After misadventures against Pakistan and Sri Lanka, England ran aground when chasing for the third time in the tournament, dismissed for an error-strewn 221.
With India and New Zealand still to play, there is now minimal leeway if the world’s number one side are to reach the semi-finals of their own competition.
Australia captain Aaron Finch paved the way for his side’s win, weathering a tricky start after being sent in and making exactly 100, his second of the World Cup. Yet England rallied well with the ball, dragging the score back from 173 for one in the 32nd over to a more modest 285-7.
That still proved too much, though, Jason Behrendorff and Mitchell Starc splitting the wickets as England’s top order limped to 53-4.
The left-arm pair finished with nine wickets between them, including Behrendorff’s maiden five-for.
Just as he did in a losing cause against Sri Lanka Ben Stokes stood tallest, battling apparent leg cramps on his way to a bullish 89, but he received precious little support as a much-vaunted batting line-up again fell short.

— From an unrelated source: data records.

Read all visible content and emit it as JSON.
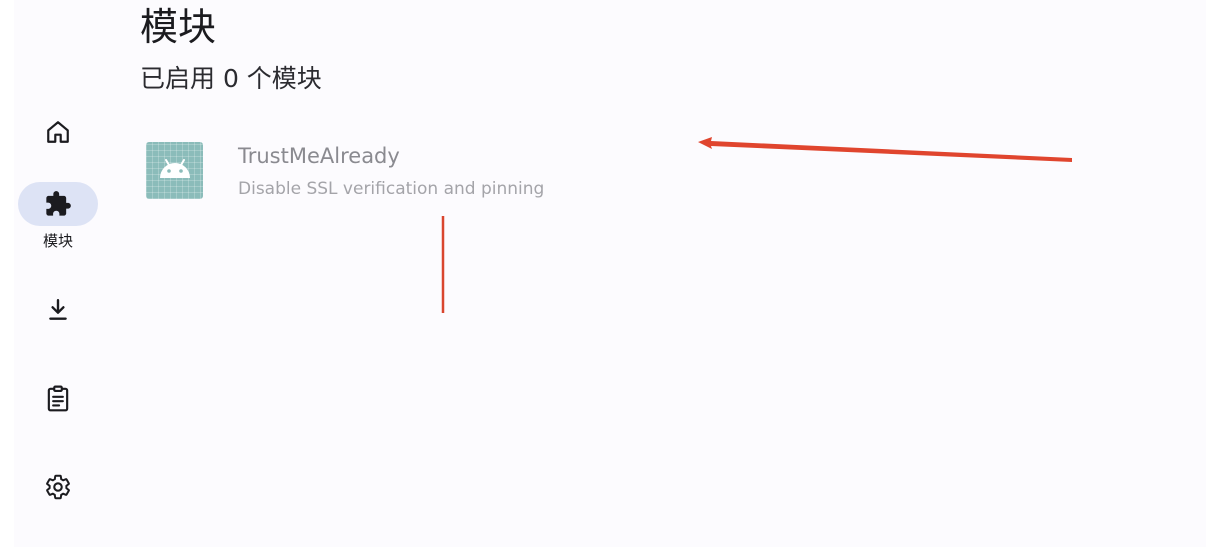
{
  "header": {
    "title": "模块",
    "subtitle": "已启用 0 个模块"
  },
  "nav": {
    "items": [
      {
        "name": "home",
        "icon": "home-icon",
        "label": "",
        "active": false
      },
      {
        "name": "modules",
        "icon": "puzzle-icon",
        "label": "模块",
        "active": true
      },
      {
        "name": "repository",
        "icon": "download-icon",
        "label": "",
        "active": false
      },
      {
        "name": "logs",
        "icon": "clipboard-icon",
        "label": "",
        "active": false
      },
      {
        "name": "settings",
        "icon": "gear-icon",
        "label": "",
        "active": false
      }
    ]
  },
  "modules": [
    {
      "name": "TrustMeAlready",
      "description": "Disable SSL verification and pinning",
      "icon": "android-icon",
      "enabled": false
    }
  ],
  "annotation": {
    "arrow_color": "#e0452e",
    "line_color": "#d9452e"
  },
  "colors": {
    "background": "#fcfbfe",
    "nav_indicator": "#dde3f5",
    "text_primary": "#1b1b1f",
    "module_icon_bg": "#8bbcba"
  }
}
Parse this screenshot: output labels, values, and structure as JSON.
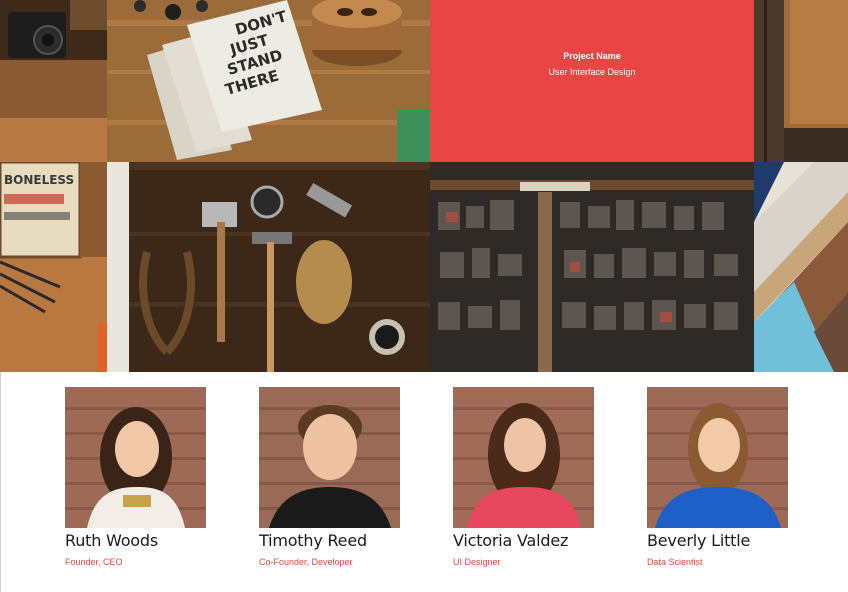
{
  "portfolio": {
    "tiles": [
      {
        "name": "camera-desk"
      },
      {
        "name": "notebooks-dont-just-stand-there",
        "notebook_text": "DON'T JUST STAND THERE"
      },
      {
        "name": "project-overlay",
        "project_name": "Project Name",
        "project_category": "User Interface Design"
      },
      {
        "name": "wood-panel"
      },
      {
        "name": "boneless-sign",
        "sign_text": "BONELESS"
      },
      {
        "name": "tools-flatlay"
      },
      {
        "name": "letterpress-type"
      },
      {
        "name": "colored-wood-planks"
      }
    ],
    "accent_color": "#e84545"
  },
  "team": {
    "members": [
      {
        "name": "Ruth Woods",
        "role": "Founder, CEO"
      },
      {
        "name": "Timothy Reed",
        "role": "Co-Founder, Developer"
      },
      {
        "name": "Victoria Valdez",
        "role": "UI Designer"
      },
      {
        "name": "Beverly Little",
        "role": "Data Scientist"
      }
    ]
  }
}
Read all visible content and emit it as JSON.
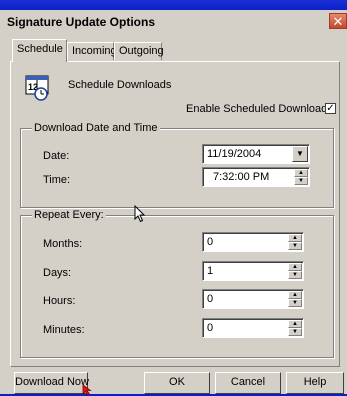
{
  "dialog": {
    "title": "Signature Update Options",
    "close_glyph": "✕"
  },
  "tabs": [
    {
      "label": "Schedule",
      "active": true
    },
    {
      "label": "Incoming",
      "active": false
    },
    {
      "label": "Outgoing",
      "active": false
    }
  ],
  "schedule": {
    "icon_text": "12",
    "heading": "Schedule Downloads",
    "enable_label": "Enable Scheduled Download",
    "enable_checked": true,
    "check_glyph": "✓"
  },
  "download_group": {
    "title": "Download Date and Time",
    "date_label": "Date:",
    "date_value": "11/19/2004",
    "time_label": "Time:",
    "time_value": "7:32:00 PM"
  },
  "repeat_group": {
    "title": "Repeat Every:",
    "months_label": "Months:",
    "months_value": "0",
    "days_label": "Days:",
    "days_value": "1",
    "hours_label": "Hours:",
    "hours_value": "0",
    "minutes_label": "Minutes:",
    "minutes_value": "0"
  },
  "buttons": {
    "download_now": "Download Now",
    "ok": "OK",
    "cancel": "Cancel",
    "help": "Help"
  },
  "colors": {
    "desktop": "#0a1fc4",
    "dialog_face": "#d4d0c8",
    "close_button": "#c14a2b"
  }
}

As anticipated Steve Smith and David Warner were booed to and from the crease on their first return to the home of cricket since year-long bans for ball-tampering, but that proved little more than a sideshow on a day that cranked up the pressure on Eoin Morgan’s men.
England skipper Morgan admitted his team were outplayed by a better outfit.
“We were outplayed,” Morgan said. “The wicket was soft when we started, so batting would have been a horrific decision. They dominated until the 25th but to restrict them to 280 was a good effort. But to be 20 for three pegged us back considerably.”
Morgan knows England need to beat India and New Zealand to qualify for the semis.
“Given the circumstances it’s not hugely disappointed, our fate is in our own hands. Everything we need to turn around is quite simple.”